5. 5. The support assembly according to claim 3, wherein an inner side of the outer cover plate (224) is provided with a support flame for positioning and supporting an outer surface of the fuel assembly (3), a side of the support frame towards the cavity (4) is provided with a first support plate (2242), and the first support plate (2242) defines a dodging opening for enabling the compressing member (242) to move into the cavity (4), and a width of the compressing member (242) is larger than that of a partition frame of the fuel assembly (3).
6. 6. The support assembly according to claim 5, wherein two support frames are arranged on the inner side of the outer cover plate (224) along a circumferential direction thereof, and each of the support frames extends along a longitudinal direction of the cavity; an inner side of the inner cover plate (227) defines two positioning surfaces which are perpendicular to each other, a second support plate (2243) is provided on the positioning surface, the two positioning surfaces and the two support frames define the quadrate cavity (4) to position two sides of the fuel assembly (3).

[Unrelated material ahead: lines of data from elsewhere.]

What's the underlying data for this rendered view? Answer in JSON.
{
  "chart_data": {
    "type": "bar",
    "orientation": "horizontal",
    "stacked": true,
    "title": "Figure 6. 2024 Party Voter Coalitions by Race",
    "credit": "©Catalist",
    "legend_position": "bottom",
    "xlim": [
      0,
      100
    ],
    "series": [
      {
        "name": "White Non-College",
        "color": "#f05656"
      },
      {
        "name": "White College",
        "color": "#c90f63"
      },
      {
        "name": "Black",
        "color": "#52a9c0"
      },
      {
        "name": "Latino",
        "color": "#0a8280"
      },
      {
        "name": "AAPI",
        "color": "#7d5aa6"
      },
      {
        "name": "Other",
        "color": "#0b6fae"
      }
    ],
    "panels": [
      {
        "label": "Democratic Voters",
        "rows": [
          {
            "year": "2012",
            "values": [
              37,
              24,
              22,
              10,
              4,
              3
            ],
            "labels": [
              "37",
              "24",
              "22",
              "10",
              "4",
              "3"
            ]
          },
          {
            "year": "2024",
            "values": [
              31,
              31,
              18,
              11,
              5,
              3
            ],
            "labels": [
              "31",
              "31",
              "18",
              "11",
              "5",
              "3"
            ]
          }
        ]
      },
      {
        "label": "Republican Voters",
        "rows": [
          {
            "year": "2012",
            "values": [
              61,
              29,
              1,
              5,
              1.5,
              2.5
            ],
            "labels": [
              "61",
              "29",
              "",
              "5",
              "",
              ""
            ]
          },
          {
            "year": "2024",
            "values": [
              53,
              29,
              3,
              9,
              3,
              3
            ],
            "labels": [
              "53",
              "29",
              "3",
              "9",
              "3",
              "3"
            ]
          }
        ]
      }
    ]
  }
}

7. 7. The support assembly according to any one of claims 2 to 6, wherein semi-circular arc-shaped support beams (2241) are provided on an outer side of the outer cover plate (224) along a circumferential direction thereof; at least two of the support beams (2241) arranged in a longitudinal direction of the cavity (4) are provided on the outer side of the outer cover plate (224), and mounting positions of the compressing structures (24) correspond to positions of the support beams (2241).
8. 8. The support assembly according to claim 7, wherein one edge of the outer cover plate (224) is rotatably connected with the longitudinal edge of the bottom wall (2231), and the outer cover plate (224) is detachably connected with the outer edge of the side wall (2232) away from the bottom wall (2231).
9. 9. The support assembly according to claim 8, wherein a cross section of the bracket (223) is half-cross shaped, and the outer cover plate (224), the inner cover plate (227) and the side wall (2232) are disposed on a same side of the bottom wall (2231); the support assembly comprises two outer cover plates (224) disposed on two sides of the side wall and two inner cover plates (227) disposed on two sides of the side wall, and a holding plate (228) supporting the inner cover plate (227) is provided in an angle defined by the bottom wall (2231) and the side wall (2232); each outer cover plate (224) is connected with the outer edge of the side wall (2232) which is away from the bottom wall (2231), and the longitudinal edge of the bottom wall (2231) on the side where the outer cover plate (224) is located, and the two outer cover plates (224) and the inner cover plates (227) on the two sides of the side wall (2232) define two cavities (4) for accommodating the fuel assembly (3) respectively.
10. 10. A fuel assembly transport container, comprising the support assembly according to any one of claims 1 to 9.